Tuesday, July 19, 2005

It's Harder Than It Looks

I know that romance series - and by series I mean books that have a connection to each other, not the category romances put out monthly - are one of those love/hate deals. Some people love reading stories that feature characters and worlds from past books while others loathe them. They don't like books that leave loose ends in regards to secondary characters, whom they usually view as nothing more than sequel bait in the first place.

I happen to fall in the first group. I love to read books in a series, where the same characters populate the world and show up for guest appearances. Wait, I have to qualify that. I love series that are done very well. I don't like secondary characters that have been shoved in simply to set up a future book when otherwise they have nothing whatsoever to do with the current plot. And I do get tired of books about a group of brothers or best buddies who are all identical hero-types with simply a change in hair and eye color who all pair off with groups of sisters or best friends who are all identical fiesty heroine-types with simply a change of hair and eye color.

But that's not good storytelling, regardless of whether the characters have known each other in past books or have nothing to do with each other. If a writer doesn't change her characters enough from book to book to make them all distinguishable, it's not a problem of being a series verus a stand-alone effort. It's just sloppy writing.

Anyway...I digress...

Even if you don't love series books, you have to recognize that when it's done well, it's a pretty amazing thing. Because one thing I've learned on my quest for publication is that plotting over multiple books is very, very hard.

There is a talent involved in putting all of the characters into the proper positions. Of knowing who to feature in which book and when and why. What stories have to be told in what order, so that Heroine A isn't five years old in Book 1, then having a wild romance in Book 2 which occurs a mere six months later, and then is entering high school in Book 3. Continuity begins to rule your life.

And if secondary characters need to develop over time, the order of the books becomes even more critical. As an example, I turn to the master of the series and continuing character arcs, Suzanne Brockmann. Take the Sam and Alyssa relationship: they meet in Book 1 of the series. They first have sex in Book 2. They experience much angst - including Sam's impregnating and marrying another woman - in Books 3 through 5, and it isn't until Book 6 that they finally find their HEA. Through six books their relationship needed to move forward without coming to an early end. There's a fine line between stalling and real conflict in why these two take so long to get together, and Brockmann's works it very well.

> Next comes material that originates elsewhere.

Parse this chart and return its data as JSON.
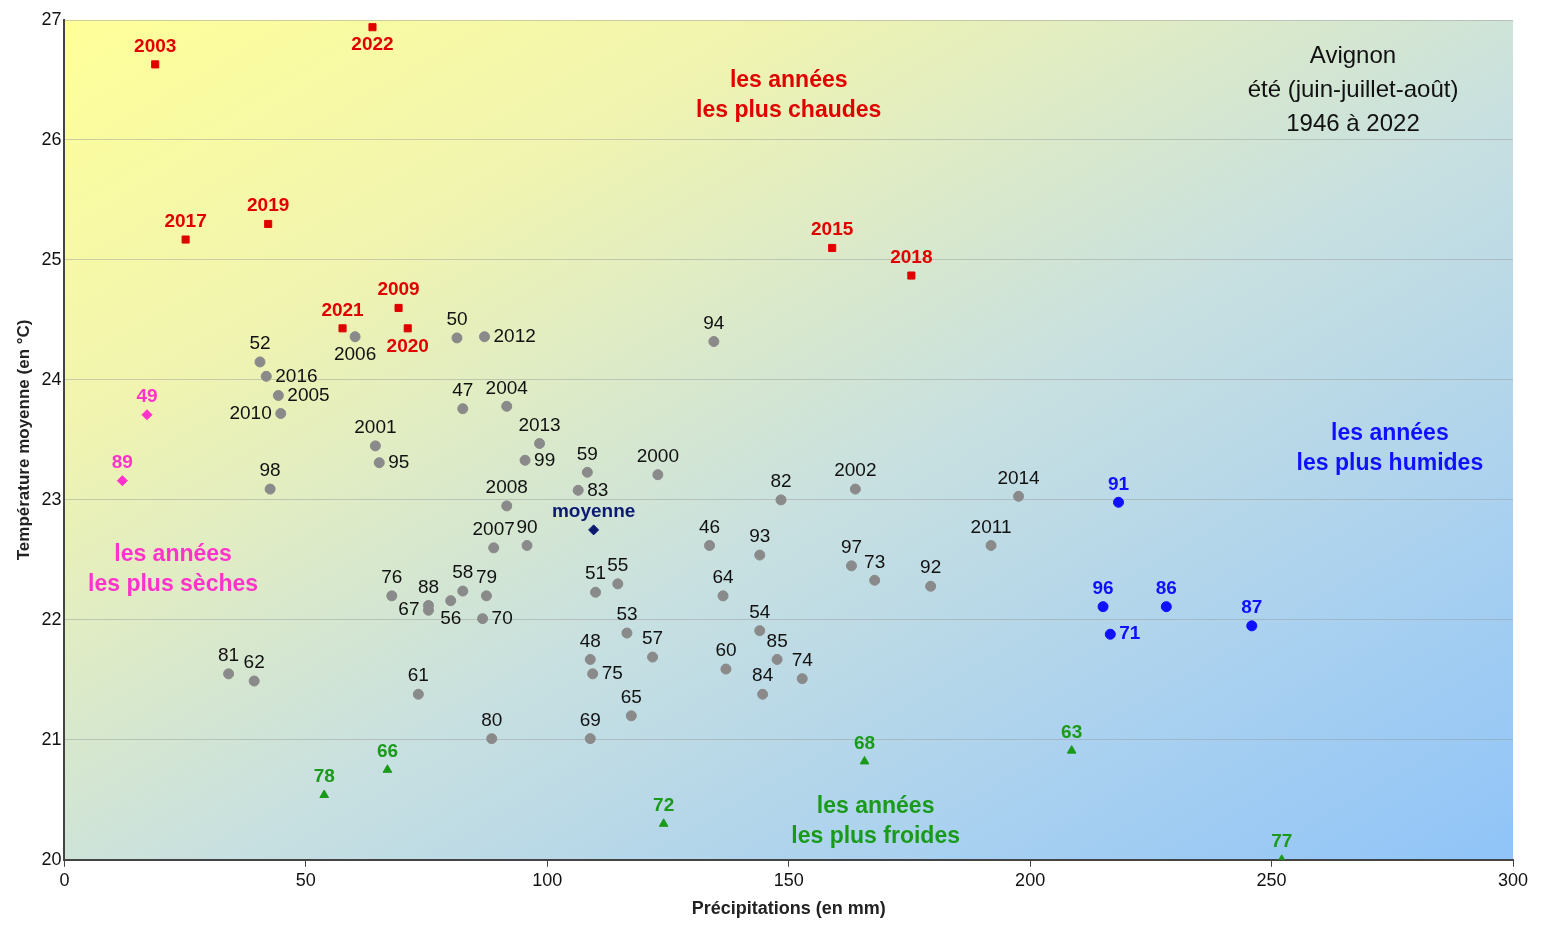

I'm saying all of this because I currently have an entire stable full of heroes who are all connected and will be coming and going in each other's stories. They'll each end up with a book of their own, but deciding who does what and when is a real challenge.

What is even more challenging is when an idea for a later book is more fleshed out than books that must come first. I have two heroes whose stories are so clear in my mind they run like a movie. But other things must happen first before they can come into their own. They need to pay their dues as secondary heroes before they take the spotlight.

So I'm torn on whether I should write these things out of order or work on what is easiest first. Since I intend every book to work as a stand-alone - you won't have to read every book in the series to pick one up and dive in - I suppose writing out of order isn't such a bad thing. It will force me to make sure that I've covered enough that someone who hasn't read anything else will get it. If I can write Book 3 now and send it to a reading buddy who hasn't read Book 1 or 2 and she gets it, I'm probably better off.

Except, what gives me pause with this plan is my fear of writing myself into a corner. If I set up certain facts and parameters in Book 3, it means I need to back into them in Books 1 and 2. It's kind of like picking out pink tile for your new kitchen floor and realizing that you'll now have to decorate your entire house around pink tile because every room touches on the kitchen. Sure, you could change the tile. But that's a whole lot of work.

I won't even get into what it will probably be like trying to sell these things. I'm taking one mountain to climb at a time.

For those who would pan JK Rowling's writing ability, you have to give the woman a huge round of applause for managing something that is much harder than it looks. She's created a world and a story and has sustained it over six books, with plans for a seventh. No small feat, that.